If you’ve been following the protests occurring over the Dakota Access Pipeline, you may have seen pictures that tell part of the story: groups of defiant protesters holding hands as they stare down hoses and dogs, cold groups of people huddled together through the cold night. You may even have seen a map of the pipeline snaking its way through the Midwest from North Dakota to southern Illinois–but if that’s all you’ve seen, then you haven’t seen the whole picture.

Maps aren’t simply direct physical representations of the world. They are a human tool used to tell a human story. The most commonly shared map depicting the Dakota Access Pipeline makes it look almost innocuous: its small when placed against the scale of the United States, and the counties it touches are highlighted in pink. Maps like this don’t have the power to show why people are angry, and they certainly don’t succeed in demonstrating why the very route the pipe takes is dangerous.

A closeup of the route the pipe takes at its root in North Dakota tells a more accurate story. This map shows the original route the map was meant to take, through land inhabited mostly by white Americans. After the residents of affected places protested, the pipe route was changed, and the map also shows the new route: directly through Sioux land that was not ceded under an 1851 treaty.

The racial justice implications, clouded by the large-scale map, quickly become clear. The new route for the pipeline disadvantages Native American communities at the behest of white communities.
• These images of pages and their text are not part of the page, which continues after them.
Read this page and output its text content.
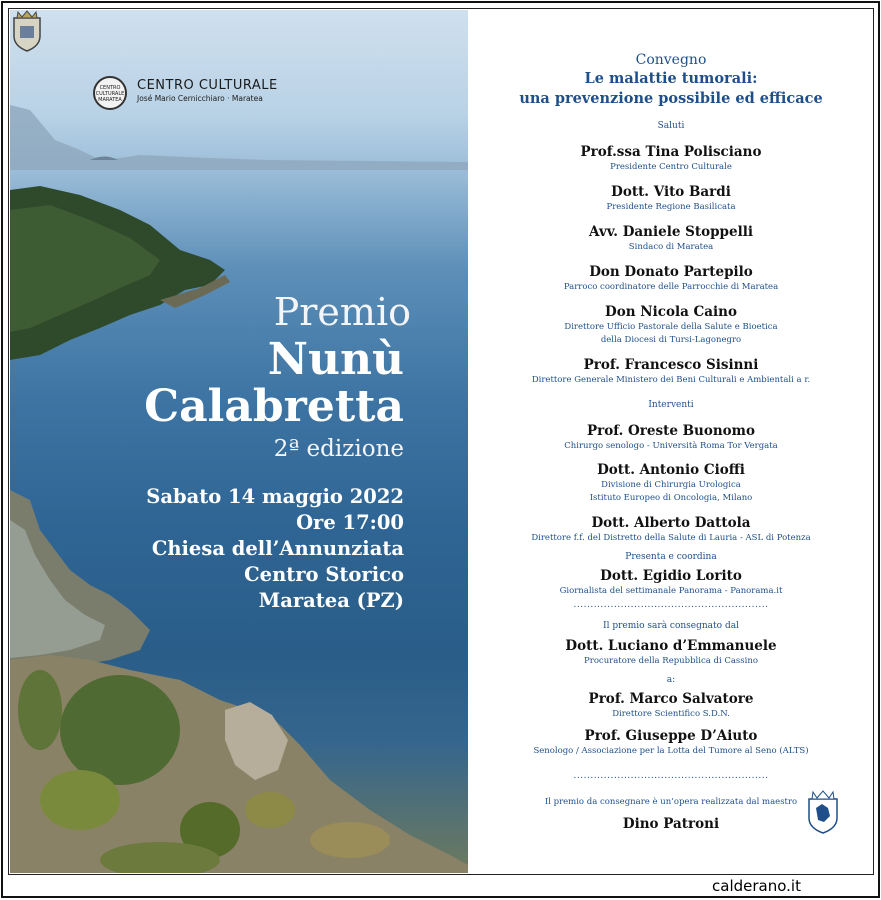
CENTRO CULTURALE MARATEA
CENTRO CULTURALE
José Mario Cernicchiaro · Maratea
Premio
Nunù
Calabretta
2ª edizione
Sabato 14 maggio 2022
Ore 17:00
Chiesa dell’Annunziata
Centro Storico
Maratea (PZ)
Convegno
Le malattie tumorali:
una prevenzione possibile ed efficace
Saluti
Prof.ssa Tina Polisciano
Presidente Centro Culturale
Dott. Vito Bardi
Presidente Regione Basilicata
Avv. Daniele Stoppelli
Sindaco di Maratea
Don Donato Partepilo
Parroco coordinatore delle Parrocchie di Maratea
Don Nicola Caino
Direttore Ufficio Pastorale della Salute e Bioetica
della Diocesi di Tursi-Lagonegro
Prof. Francesco Sisinni
Direttore Generale Ministero dei Beni Culturali e Ambientali a r.
Interventi
Prof. Oreste Buonomo
Chirurgo senologo - Università Roma Tor Vergata
Dott. Antonio Cioffi
Divisione di Chirurgia Urologica
Istituto Europeo di Oncologia, Milano
Dott. Alberto Dattola
Direttore f.f. del Distretto della Salute di Lauria - ASL di Potenza
Presenta e coordina
Dott. Egidio Lorito
Giornalista del settimanale Panorama - Panorama.it
..........................................................
Il premio sarà consegnato dal
Dott. Luciano d’Emmanuele
Procuratore della Repubblica di Cassino
a:
Prof. Marco Salvatore
Direttore Scientifico S.D.N.
Prof. Giuseppe D’Aiuto
Senologo / Associazione per la Lotta del Tumore al Seno (ALTS)
..........................................................
Il premio da consegnare è un’opera realizzata dal maestro
Dino Patroni
calderano.it
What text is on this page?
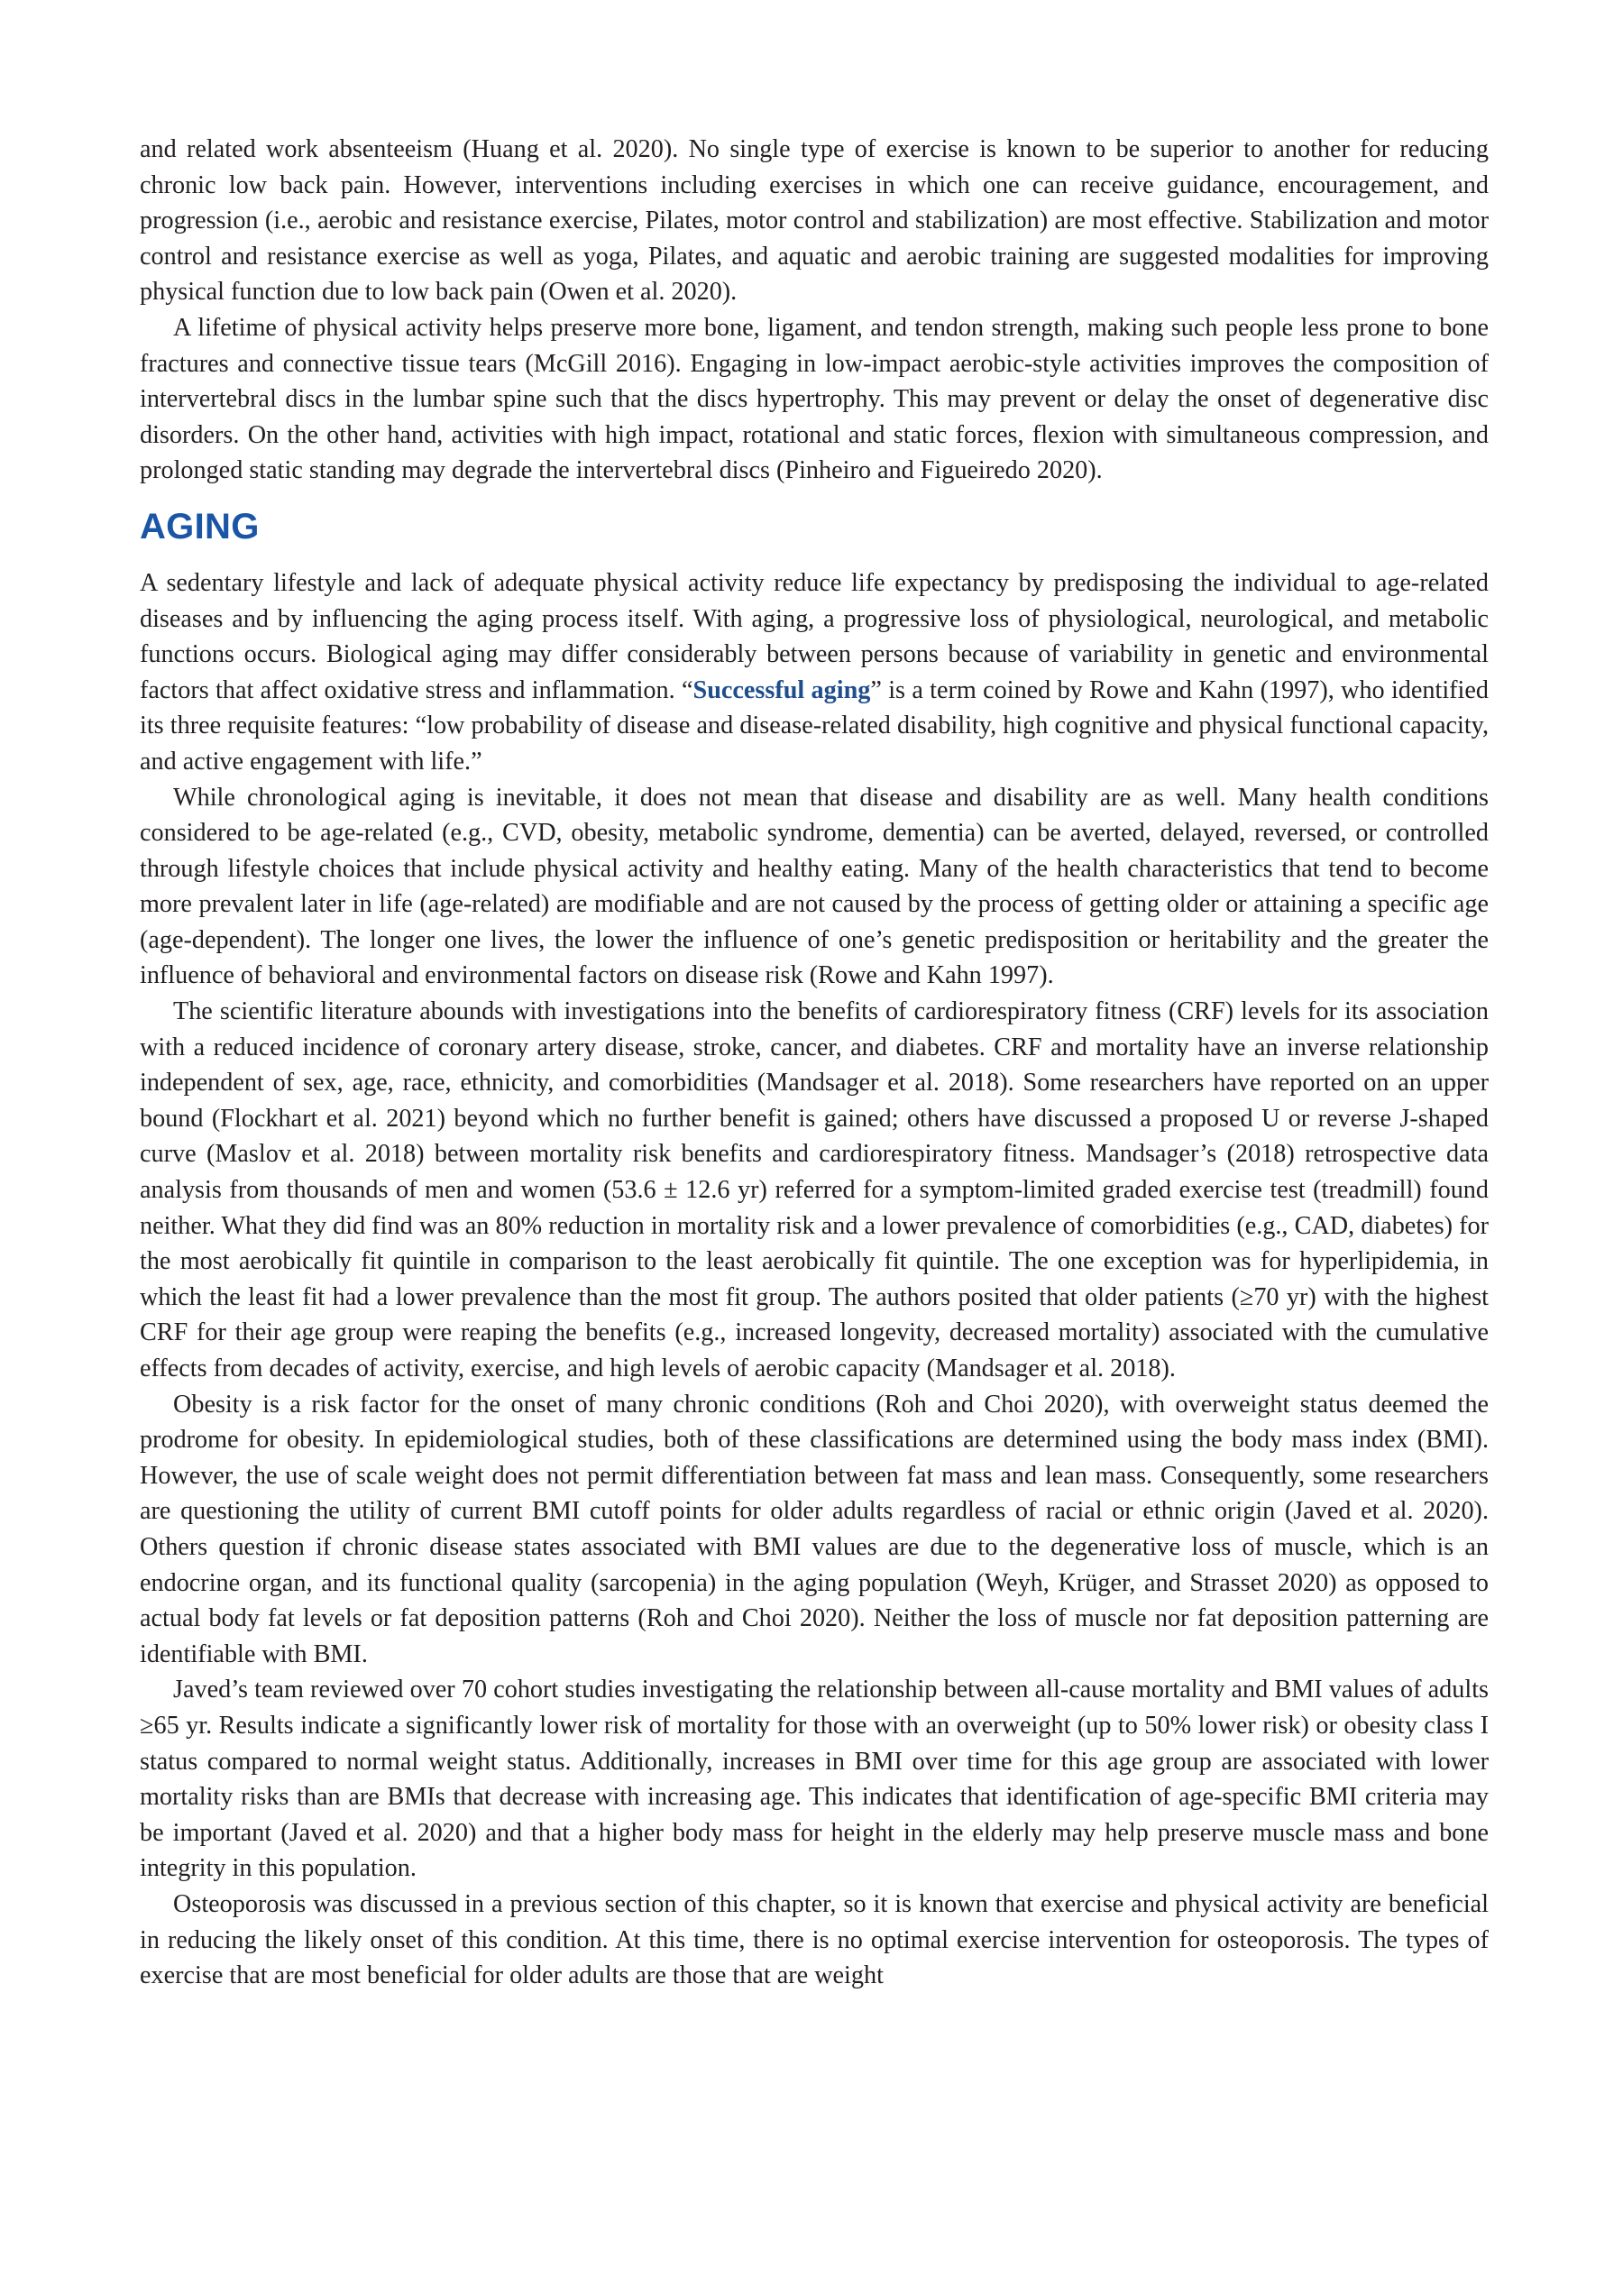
and related work absenteeism (Huang et al. 2020). No single type of exercise is known to be superior to another for reducing chronic low back pain. However, interventions including exercises in which one can receive guidance, encouragement, and progression (i.e., aerobic and resistance exercise, Pilates, motor control and stabilization) are most effective. Stabilization and motor control and resistance exercise as well as yoga, Pilates, and aquatic and aerobic training are suggested modalities for improving physical function due to low back pain (Owen et al. 2020).

A lifetime of physical activity helps preserve more bone, ligament, and tendon strength, making such people less prone to bone fractures and connective tissue tears (McGill 2016). Engaging in low-impact aerobic-style activities improves the composition of intervertebral discs in the lumbar spine such that the discs hypertrophy. This may prevent or delay the onset of degenerative disc disorders. On the other hand, activities with high impact, rotational and static forces, flexion with simultaneous compression, and prolonged static standing may degrade the intervertebral discs (Pinheiro and Figueiredo 2020).

AGING

A sedentary lifestyle and lack of adequate physical activity reduce life expectancy by predisposing the individual to age-related diseases and by influencing the aging process itself. With aging, a progressive loss of physiological, neurological, and metabolic functions occurs. Biological aging may differ considerably between persons because of variability in genetic and environmental factors that affect oxidative stress and inflammation. “Successful aging” is a term coined by Rowe and Kahn (1997), who identified its three requisite features: “low probability of disease and disease-related disability, high cognitive and physical functional capacity, and active engagement with life.”

While chronological aging is inevitable, it does not mean that disease and disability are as well. Many health conditions considered to be age-related (e.g., CVD, obesity, metabolic syndrome, dementia) can be averted, delayed, reversed, or controlled through lifestyle choices that include physical activity and healthy eating. Many of the health characteristics that tend to become more prevalent later in life (age-related) are modifiable and are not caused by the process of getting older or attaining a specific age (age-dependent). The longer one lives, the lower the influence of one’s genetic predisposition or heritability and the greater the influence of behavioral and environmental factors on disease risk (Rowe and Kahn 1997).

The scientific literature abounds with investigations into the benefits of cardiorespiratory fitness (CRF) levels for its association with a reduced incidence of coronary artery disease, stroke, cancer, and diabetes. CRF and mortality have an inverse relationship independent of sex, age, race, ethnicity, and comorbidities (Mandsager et al. 2018). Some researchers have reported on an upper bound (Flockhart et al. 2021) beyond which no further benefit is gained; others have discussed a proposed U or reverse J-shaped curve (Maslov et al. 2018) between mortality risk benefits and cardiorespiratory fitness. Mandsager’s (2018) retrospective data analysis from thousands of men and women (53.6 ± 12.6 yr) referred for a symptom-limited graded exercise test (treadmill) found neither. What they did find was an 80% reduction in mortality risk and a lower prevalence of comorbidities (e.g., CAD, diabetes) for the most aerobically fit quintile in comparison to the least aerobically fit quintile. The one exception was for hyperlipidemia, in which the least fit had a lower prevalence than the most fit group. The authors posited that older patients (≥70 yr) with the highest CRF for their age group were reaping the benefits (e.g., increased longevity, decreased mortality) associated with the cumulative effects from decades of activity, exercise, and high levels of aerobic capacity (Mandsager et al. 2018).

Obesity is a risk factor for the onset of many chronic conditions (Roh and Choi 2020), with overweight status deemed the prodrome for obesity. In epidemiological studies, both of these classifications are determined using the body mass index (BMI). However, the use of scale weight does not permit differentiation between fat mass and lean mass. Consequently, some researchers are questioning the utility of current BMI cutoff points for older adults regardless of racial or ethnic origin (Javed et al. 2020). Others question if chronic disease states associated with BMI values are due to the degenerative loss of muscle, which is an endocrine organ, and its functional quality (sarcopenia) in the aging population (Weyh, Krüger, and Strasset 2020) as opposed to actual body fat levels or fat deposition patterns (Roh and Choi 2020). Neither the loss of muscle nor fat deposition patterning are identifiable with BMI.

Javed’s team reviewed over 70 cohort studies investigating the relationship between all-cause mortality and BMI values of adults ≥65 yr. Results indicate a significantly lower risk of mortality for those with an overweight (up to 50% lower risk) or obesity class I status compared to normal weight status. Additionally, increases in BMI over time for this age group are associated with lower mortality risks than are BMIs that decrease with increasing age. This indicates that identification of age-specific BMI criteria may be important (Javed et al. 2020) and that a higher body mass for height in the elderly may help preserve muscle mass and bone integrity in this population.

Osteoporosis was discussed in a previous section of this chapter, so it is known that exercise and physical activity are beneficial in reducing the likely onset of this condition. At this time, there is no optimal exercise intervention for osteoporosis. The types of exercise that are most beneficial for older adults are those that are weight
The map also highlights important Native American archaeological sites that have already been bulldozed as a part of the DAPL project, damage that cannot be undone.

This is The Dakota Access Pipeline Map Everyone Should See

So too, do the implications for environmental justice. Viewed closely, it is impossible to miss how the pipe crosses major sources of drinking water time and time again. It allows skeptical eyes to see what protesters have so long claimed: that the pipeline jeopardizes safe drinking water for the Dakotas as a whole.

This is a map that needs to be more widely disseminated–for the good of the public, and for the good of the protesters at Standing Rock. We owe it to them to give this map a look.